With the breaking news on the Zimmerman case we learned that George and his wife were wiretapped speaking in code (about hidden finances and second passports), I immediately went Daily Show in my mind and assumed that they were speaking in some form of Pig Latin.
Wikipedia has its usual excruciatingly exhaustive list of language games similar to PL. What I’m curious about is trying to determine which ones were/are common. My sister and mother would use one where they would insert an ‘iz’ following every syllable. It wasn’t so much about communicating in secret as it was to drive me screaming from the house.

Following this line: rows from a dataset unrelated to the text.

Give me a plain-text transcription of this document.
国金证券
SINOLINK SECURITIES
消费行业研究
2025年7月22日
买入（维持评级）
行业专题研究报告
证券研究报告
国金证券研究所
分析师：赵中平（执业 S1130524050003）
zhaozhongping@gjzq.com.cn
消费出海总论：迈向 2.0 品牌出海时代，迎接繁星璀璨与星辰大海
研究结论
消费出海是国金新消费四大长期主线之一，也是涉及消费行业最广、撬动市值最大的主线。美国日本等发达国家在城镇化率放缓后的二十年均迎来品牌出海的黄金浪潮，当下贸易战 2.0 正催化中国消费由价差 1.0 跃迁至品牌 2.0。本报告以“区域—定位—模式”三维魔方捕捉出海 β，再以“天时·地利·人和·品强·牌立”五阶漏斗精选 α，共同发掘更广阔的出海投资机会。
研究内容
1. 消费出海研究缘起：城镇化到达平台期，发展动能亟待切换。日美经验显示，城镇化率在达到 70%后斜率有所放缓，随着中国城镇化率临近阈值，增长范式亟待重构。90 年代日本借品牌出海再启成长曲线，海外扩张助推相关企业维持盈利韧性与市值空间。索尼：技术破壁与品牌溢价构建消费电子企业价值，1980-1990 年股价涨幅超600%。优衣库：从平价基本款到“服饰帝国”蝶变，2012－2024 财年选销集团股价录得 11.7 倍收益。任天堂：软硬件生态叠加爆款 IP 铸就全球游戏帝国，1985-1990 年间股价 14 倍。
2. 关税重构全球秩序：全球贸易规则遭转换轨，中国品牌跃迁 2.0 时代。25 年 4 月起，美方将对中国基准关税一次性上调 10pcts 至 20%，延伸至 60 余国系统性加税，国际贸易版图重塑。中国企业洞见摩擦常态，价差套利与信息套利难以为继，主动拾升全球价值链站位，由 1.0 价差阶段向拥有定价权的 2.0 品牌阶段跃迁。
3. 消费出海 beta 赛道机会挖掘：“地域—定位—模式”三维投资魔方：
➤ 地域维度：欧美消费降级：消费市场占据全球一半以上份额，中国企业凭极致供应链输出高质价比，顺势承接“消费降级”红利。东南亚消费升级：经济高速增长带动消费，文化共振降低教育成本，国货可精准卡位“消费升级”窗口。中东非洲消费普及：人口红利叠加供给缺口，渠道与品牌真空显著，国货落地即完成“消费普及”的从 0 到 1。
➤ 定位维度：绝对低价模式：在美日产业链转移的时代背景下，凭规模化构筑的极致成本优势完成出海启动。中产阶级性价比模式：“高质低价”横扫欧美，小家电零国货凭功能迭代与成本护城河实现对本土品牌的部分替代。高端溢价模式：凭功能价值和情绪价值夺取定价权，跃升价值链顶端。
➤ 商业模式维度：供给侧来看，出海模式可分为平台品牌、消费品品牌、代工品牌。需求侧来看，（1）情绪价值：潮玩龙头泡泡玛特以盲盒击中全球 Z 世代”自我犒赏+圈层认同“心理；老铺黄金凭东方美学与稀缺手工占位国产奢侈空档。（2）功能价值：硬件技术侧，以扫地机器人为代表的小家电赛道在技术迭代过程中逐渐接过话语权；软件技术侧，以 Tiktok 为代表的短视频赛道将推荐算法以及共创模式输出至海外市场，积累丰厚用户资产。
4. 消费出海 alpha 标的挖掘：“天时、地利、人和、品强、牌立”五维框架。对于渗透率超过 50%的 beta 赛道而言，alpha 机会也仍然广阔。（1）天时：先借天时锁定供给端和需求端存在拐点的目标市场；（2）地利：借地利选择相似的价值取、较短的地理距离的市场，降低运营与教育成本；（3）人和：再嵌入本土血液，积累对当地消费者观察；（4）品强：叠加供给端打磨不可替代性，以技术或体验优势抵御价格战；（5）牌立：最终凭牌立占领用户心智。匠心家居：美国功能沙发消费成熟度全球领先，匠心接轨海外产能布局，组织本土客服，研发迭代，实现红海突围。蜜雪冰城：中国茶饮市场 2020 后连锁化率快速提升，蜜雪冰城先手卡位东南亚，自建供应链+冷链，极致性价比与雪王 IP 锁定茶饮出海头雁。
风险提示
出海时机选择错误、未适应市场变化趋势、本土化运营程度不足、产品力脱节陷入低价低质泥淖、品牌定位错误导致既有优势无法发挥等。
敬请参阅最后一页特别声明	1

I like to do the Homer Simpson thing of adding the syllable “ma” to the middle of a long word, like saxomaphone, sophistimacated, or edumacated. I also like to do the Snoop Dogg thing of adding the syllable “iz,” like hizouse, Dr. Driz-ay, etc. (It actually was used by an earlier rapper whose name escapes me, but he sang “Double Dutch Bus.”) In a related matter, I got a kick out of the time a couple weeks ago when my favorite singer Ke$ha promised her fans some “new shizzle” pretty soon.
When I was a kid, we used Obenglobish. With a few minutes practice, you can speak it fast, understand it easily, and confuse anyone who isn’t familiar with it.
My husband and I talk to one another in icopecopromeamop. I don’t know what it’s called officially, but that’s what we call it (that’s the word we disguise most often). You add an “op” after every consonant. Some words sound much too much like themselves when spelled (ice cream is a good example), and the short crazy people start sussing them out pretty quickly. Icopecopropeamop, though, is harder to figure out.
I picked it up at work ten years ago. I was working in a pharmacy, and two of the ladies out on the floor were jabbering at each other using it.